Phenylpropanolamine’s effects are formulated to target the areas of the brain that regulate blood pressure levels and hunger responses. Other areas of the body affected by the drug’s effects include –

  • Breathing rate
  • Pupil responses
  • Heart rate
  • Cognitive functions
  • Body temperature regulation

Side Effect Profile

The number of side effects associated with phenylpropanolamine use are many, some of which happen rarely but nonetheless carry serious health risks.

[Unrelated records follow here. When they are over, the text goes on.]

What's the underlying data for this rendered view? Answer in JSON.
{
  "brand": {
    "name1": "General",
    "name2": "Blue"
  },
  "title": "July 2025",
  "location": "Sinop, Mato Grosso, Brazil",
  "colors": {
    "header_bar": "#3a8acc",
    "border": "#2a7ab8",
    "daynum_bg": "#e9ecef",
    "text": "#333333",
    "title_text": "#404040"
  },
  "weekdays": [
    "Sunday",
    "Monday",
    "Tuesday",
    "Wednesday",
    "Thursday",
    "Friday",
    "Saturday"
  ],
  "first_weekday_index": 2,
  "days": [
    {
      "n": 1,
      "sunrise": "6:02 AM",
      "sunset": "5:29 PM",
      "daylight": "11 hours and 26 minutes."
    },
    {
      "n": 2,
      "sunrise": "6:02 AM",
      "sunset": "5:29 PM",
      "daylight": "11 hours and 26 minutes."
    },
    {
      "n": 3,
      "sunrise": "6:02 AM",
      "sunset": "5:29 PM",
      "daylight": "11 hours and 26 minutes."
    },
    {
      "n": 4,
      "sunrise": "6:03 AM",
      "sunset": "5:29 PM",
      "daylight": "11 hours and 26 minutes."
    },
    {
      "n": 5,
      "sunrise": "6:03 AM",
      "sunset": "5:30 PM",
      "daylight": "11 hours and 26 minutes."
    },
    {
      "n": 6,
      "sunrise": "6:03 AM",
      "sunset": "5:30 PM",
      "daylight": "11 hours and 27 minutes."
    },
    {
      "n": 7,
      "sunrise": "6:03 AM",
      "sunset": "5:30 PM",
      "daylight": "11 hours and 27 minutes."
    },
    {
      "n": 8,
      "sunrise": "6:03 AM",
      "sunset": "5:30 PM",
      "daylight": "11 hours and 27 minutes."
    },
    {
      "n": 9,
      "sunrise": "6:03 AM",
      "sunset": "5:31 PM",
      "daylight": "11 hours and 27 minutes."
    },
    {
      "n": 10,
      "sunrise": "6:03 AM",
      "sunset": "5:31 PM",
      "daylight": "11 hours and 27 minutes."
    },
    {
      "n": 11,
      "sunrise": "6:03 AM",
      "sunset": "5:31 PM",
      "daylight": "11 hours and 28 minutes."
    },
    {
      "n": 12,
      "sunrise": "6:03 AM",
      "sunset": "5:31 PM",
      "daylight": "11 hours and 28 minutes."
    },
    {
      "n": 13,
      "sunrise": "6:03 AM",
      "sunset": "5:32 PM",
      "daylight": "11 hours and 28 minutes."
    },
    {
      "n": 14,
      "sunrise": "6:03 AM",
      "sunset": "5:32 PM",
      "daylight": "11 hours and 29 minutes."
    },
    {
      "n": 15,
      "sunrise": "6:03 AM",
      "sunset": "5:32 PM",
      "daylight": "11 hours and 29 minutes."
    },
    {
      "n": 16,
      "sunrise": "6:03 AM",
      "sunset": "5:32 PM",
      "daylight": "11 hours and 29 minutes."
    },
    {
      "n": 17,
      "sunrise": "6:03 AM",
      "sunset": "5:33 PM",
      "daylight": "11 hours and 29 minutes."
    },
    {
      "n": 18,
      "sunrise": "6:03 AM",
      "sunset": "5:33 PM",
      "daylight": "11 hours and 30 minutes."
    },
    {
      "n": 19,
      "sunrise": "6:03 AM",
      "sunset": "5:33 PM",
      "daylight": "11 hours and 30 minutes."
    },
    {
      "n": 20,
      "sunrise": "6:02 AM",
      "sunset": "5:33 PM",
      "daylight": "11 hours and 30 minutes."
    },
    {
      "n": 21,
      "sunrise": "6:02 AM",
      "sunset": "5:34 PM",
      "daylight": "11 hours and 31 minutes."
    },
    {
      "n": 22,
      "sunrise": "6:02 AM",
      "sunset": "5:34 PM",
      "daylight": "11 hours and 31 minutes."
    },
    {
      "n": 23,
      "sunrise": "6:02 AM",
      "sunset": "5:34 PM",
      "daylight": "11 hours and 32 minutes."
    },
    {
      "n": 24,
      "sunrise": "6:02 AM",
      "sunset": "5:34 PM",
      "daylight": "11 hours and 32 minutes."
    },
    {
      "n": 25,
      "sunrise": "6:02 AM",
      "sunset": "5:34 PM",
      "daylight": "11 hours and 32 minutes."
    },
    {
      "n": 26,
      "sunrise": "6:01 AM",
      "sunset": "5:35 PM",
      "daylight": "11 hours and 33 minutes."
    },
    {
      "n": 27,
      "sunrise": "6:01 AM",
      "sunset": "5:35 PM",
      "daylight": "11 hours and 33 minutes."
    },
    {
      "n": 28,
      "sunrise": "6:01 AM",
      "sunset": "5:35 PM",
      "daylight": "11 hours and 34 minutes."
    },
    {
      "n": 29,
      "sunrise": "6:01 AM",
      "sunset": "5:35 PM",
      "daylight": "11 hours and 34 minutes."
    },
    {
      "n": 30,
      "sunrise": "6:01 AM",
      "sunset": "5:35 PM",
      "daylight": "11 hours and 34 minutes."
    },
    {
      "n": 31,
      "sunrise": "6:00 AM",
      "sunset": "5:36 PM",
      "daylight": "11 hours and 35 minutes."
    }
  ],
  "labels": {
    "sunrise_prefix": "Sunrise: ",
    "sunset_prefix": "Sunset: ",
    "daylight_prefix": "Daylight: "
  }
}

According to the University of Utah Health Care, common side effects from taking phenylpropanolamine include:

  • Tremors
  • Nausea/vomiting
  • Problems sleeping
  • Excess sweating
  • Heart palpitations
  • Painful urination

In some cases, more serious side effects can develop, some of which include:

  • Breathing problems
  • Severe headache
  • Chest pains
  • Loss of consciousness
  • Convulsions
  • Tingling in the extremities
  • Numbness in the extremities

Public Health Advisory

As of the year 2000, the U. S. Food & Drug Administration (FDA) issued a public health advisory regarding the use of phenylpropanolamine drugs. The FDA reported unusually high incidents of stroke among 18 to 49 year olds brought on by the drug’s effects. Young women in particular were at considerable risk of developing stroke symptoms.

This public health advisory resulted in the discontinuation of phenylpropanolamine’s use as a weight loss remedy and required manufacturers to pull the product from store shelves. Since that time, phenylpropanolamine’s use as a prescription treatment has also been discontinued within the United States.